The role of company directors and a sound corporate governance framework are crucial to ensuring that financial reports accurately reflect the true financial position of a company and are clear of material financial fraud.
In ASIC’s experience, material financial fraud is one of the key factors evident in corporate collapse and preventing this fraud is one of the key future challenges for ASIC and business alike.
Companies collapsing through commercial causes – for example, Ansett – are in the minority. However, collapses such as Worldcom, Enron, Adelphia, Parmalat and, in Australia, HIH, Clifford Corporation, and Harris Scarfe each involved an assortment of systematic fraudulent actions.

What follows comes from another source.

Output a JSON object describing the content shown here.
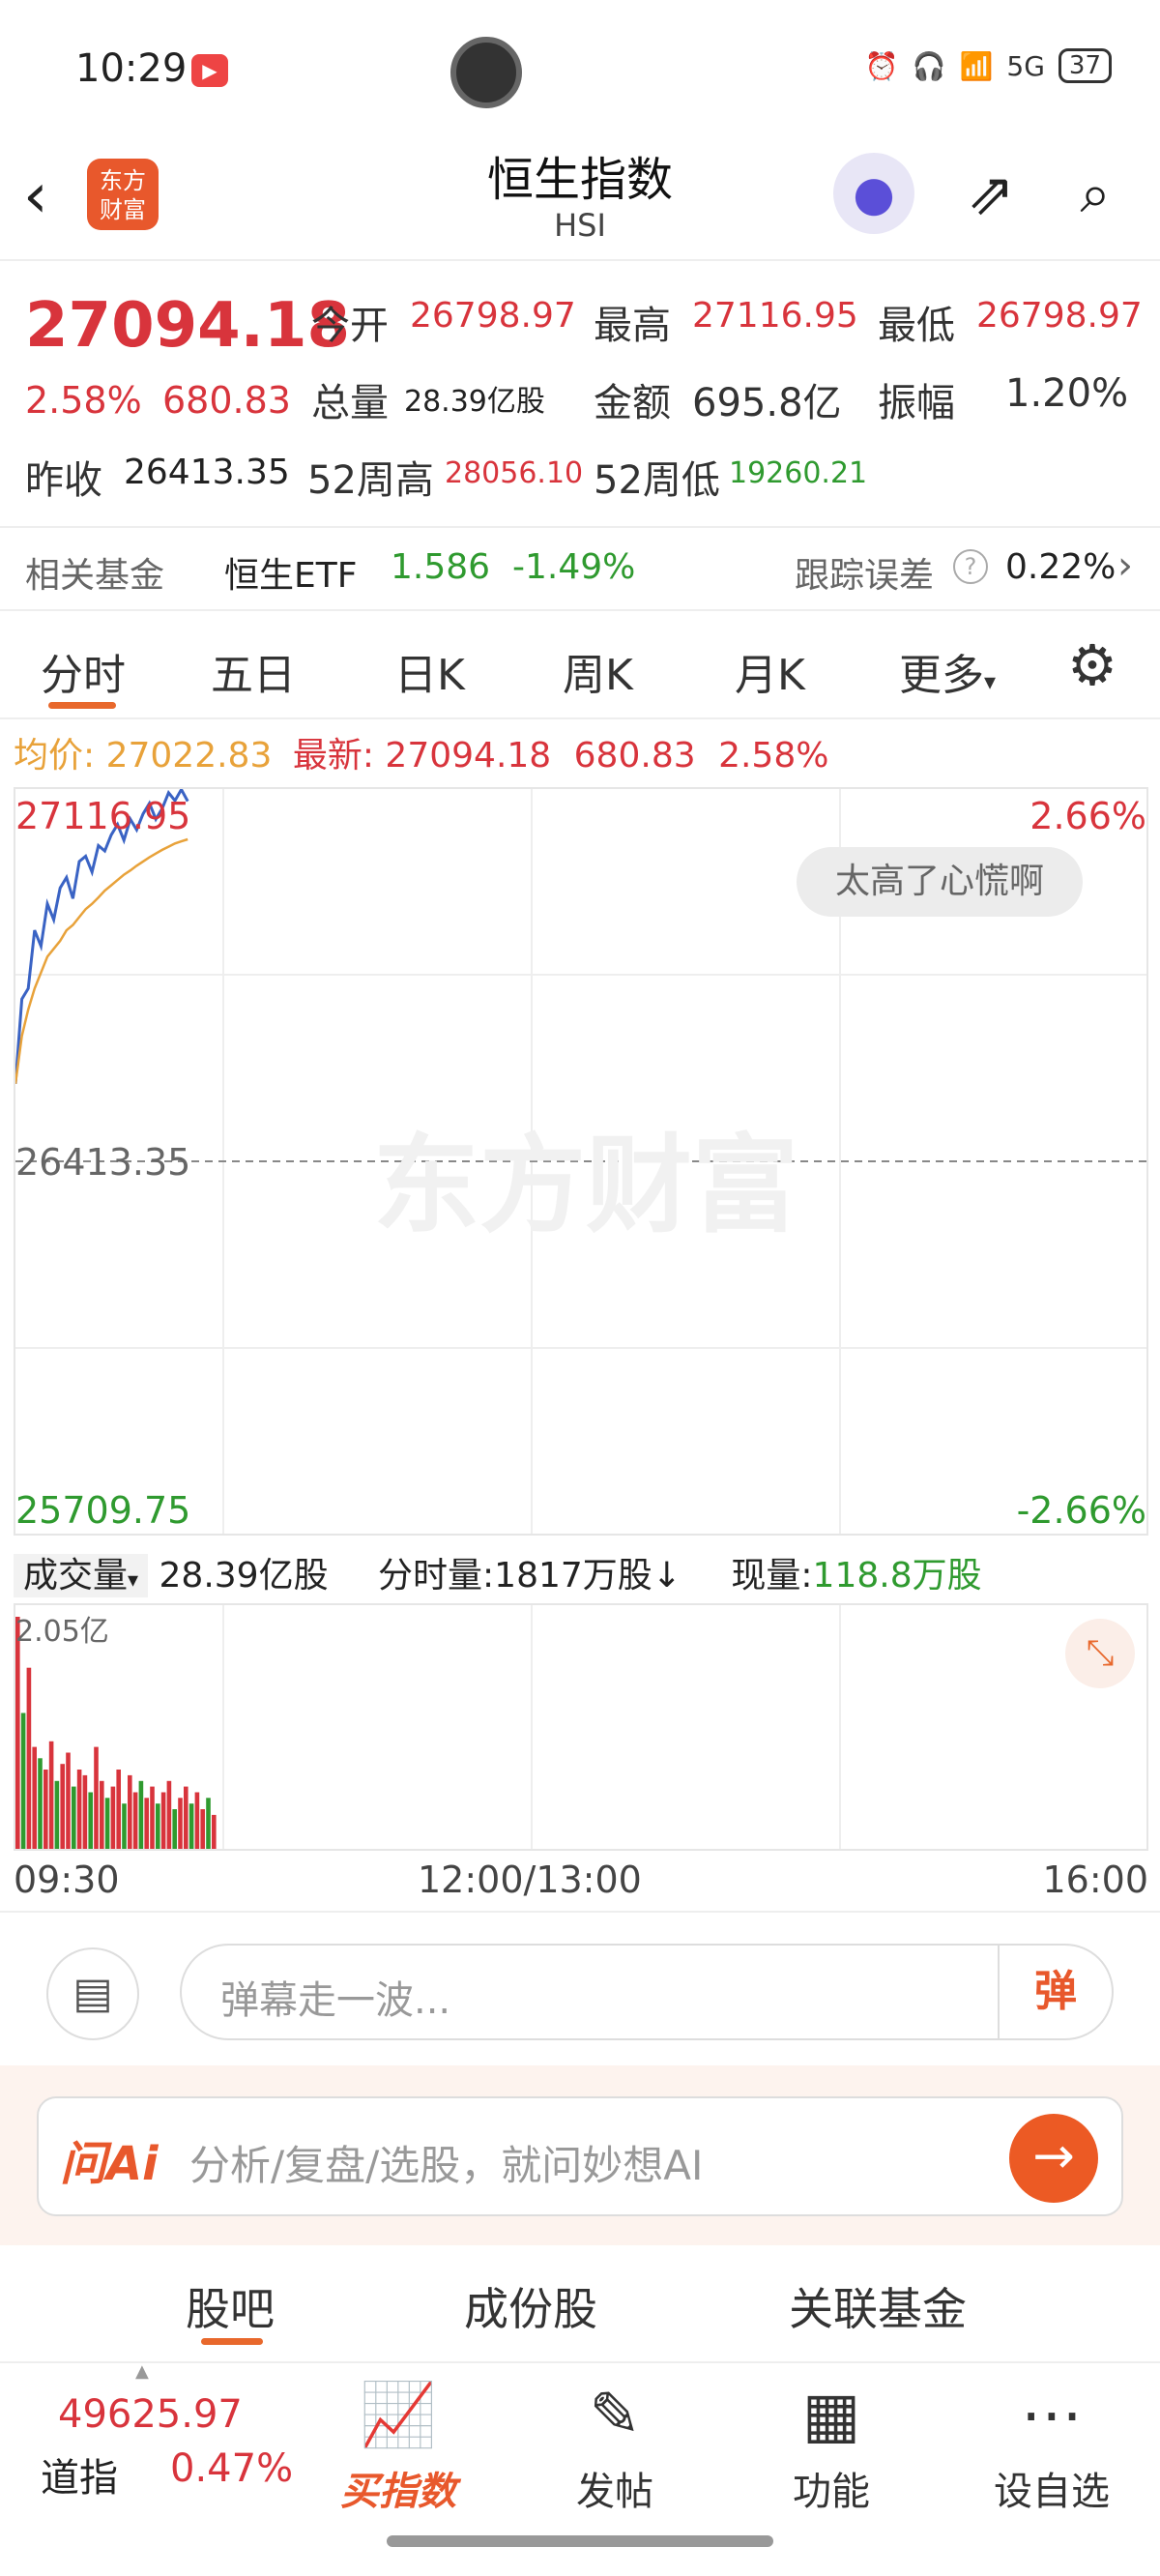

In many cases, fraudulent activities were facilitated or disguised by a range of factors, including:
• weak and ineffective boards of directors dominated by a charismatic, imperious chief executive;
• lack of internal controls and inadequate corporate governance structures;
• corporate cultures that ‘covered up’ problems;
• breaches of directors’ duties, including reckless and inappropriate behaviour, corruption and greed;
• auditors who are not independent or sufficiently critical;
• poor or misleading disclosure to the market; and
• gross mismanagement of the business.
In response to these collapses, we have seen legislative and quasi-legislative measures pop up around the world. These responses have been important in changing behaviours and increasing confidence, but they are not primarily focused on financial fraud – that is, governance and financial reporting. They do not target the fraud itself.
How, then, is that best achieved?
As a first step, fraud detection and prevention must occur within the organisation. Material financial fraud is, by definition, difficult to detect and it has the frightening ability to put at risk the ongoing sustainability of the enterprise.
It is often perpetrated through either ‘collusion fraud’ or a ‘culture of fraud’ that tolerates or facilitates fraudulent acts, paving the way for certain company demise. Single frauds, though more common, are seldom threatening to a company.
Prevention and detection naturally comes down to a strong corporate governance framework and the integrity and honesty of those individuals within the organisation who have the responsibility to prevent financial fraud.
A strong audit committee that challenges and probes the company’s management, advisers and auditors is, in my view, a necessary foundation for the ongoing financial health of an enterprise.
Over the last ten years, substantial strides in the evolution of the audit committee have occurred. It is now one of the key elements within an enterprise for transparency and accountability and it is the unique point at which many crucial individuals come together to interact and report.
Indeed, it could be suggested that the evolution of the audit committee is far from over. Should it be playing a bigger role in preventing material financial fraud? I think so, but what should that role be? What further changes could be made to the composition of the audit committee to improve it?
A particularly important issue to consider is its composition. It is crucial that corporations have a strong, probing and clearly independent audit committee. A strengthening of the duties and responsibilities of the audit committee in respect to preventing and detecting material financial fraud will also be an important step in the fight against such fraud. The most obvious way to achieve this would be through company charters, although it could also be considered in law.
Another issue for us to consider is the role of the auditor and auditing standards. A reliable financial report cannot be produced without some comfort on everyone’s part to ensure the numbers are not tainted or used to hide a material financial fraud.
To achieve such comfort in Australia, I would suggest the need for a strengthening of the audit standards and appropriate internal controls. This would ensure that audit committees engaged with the company’s methods of internal controls as well as the role of the governance and compliance framework within the company.
Strong internal controls and probity of an independent audit committee are necessary measures for an organisation seeking to prevent financial fraud.
Obviously, the most efficient way to improve these measures is for the organisation itself to implement effective corporate governance structures and arm its audit committee with a charter to test, detect and root out financial fraud.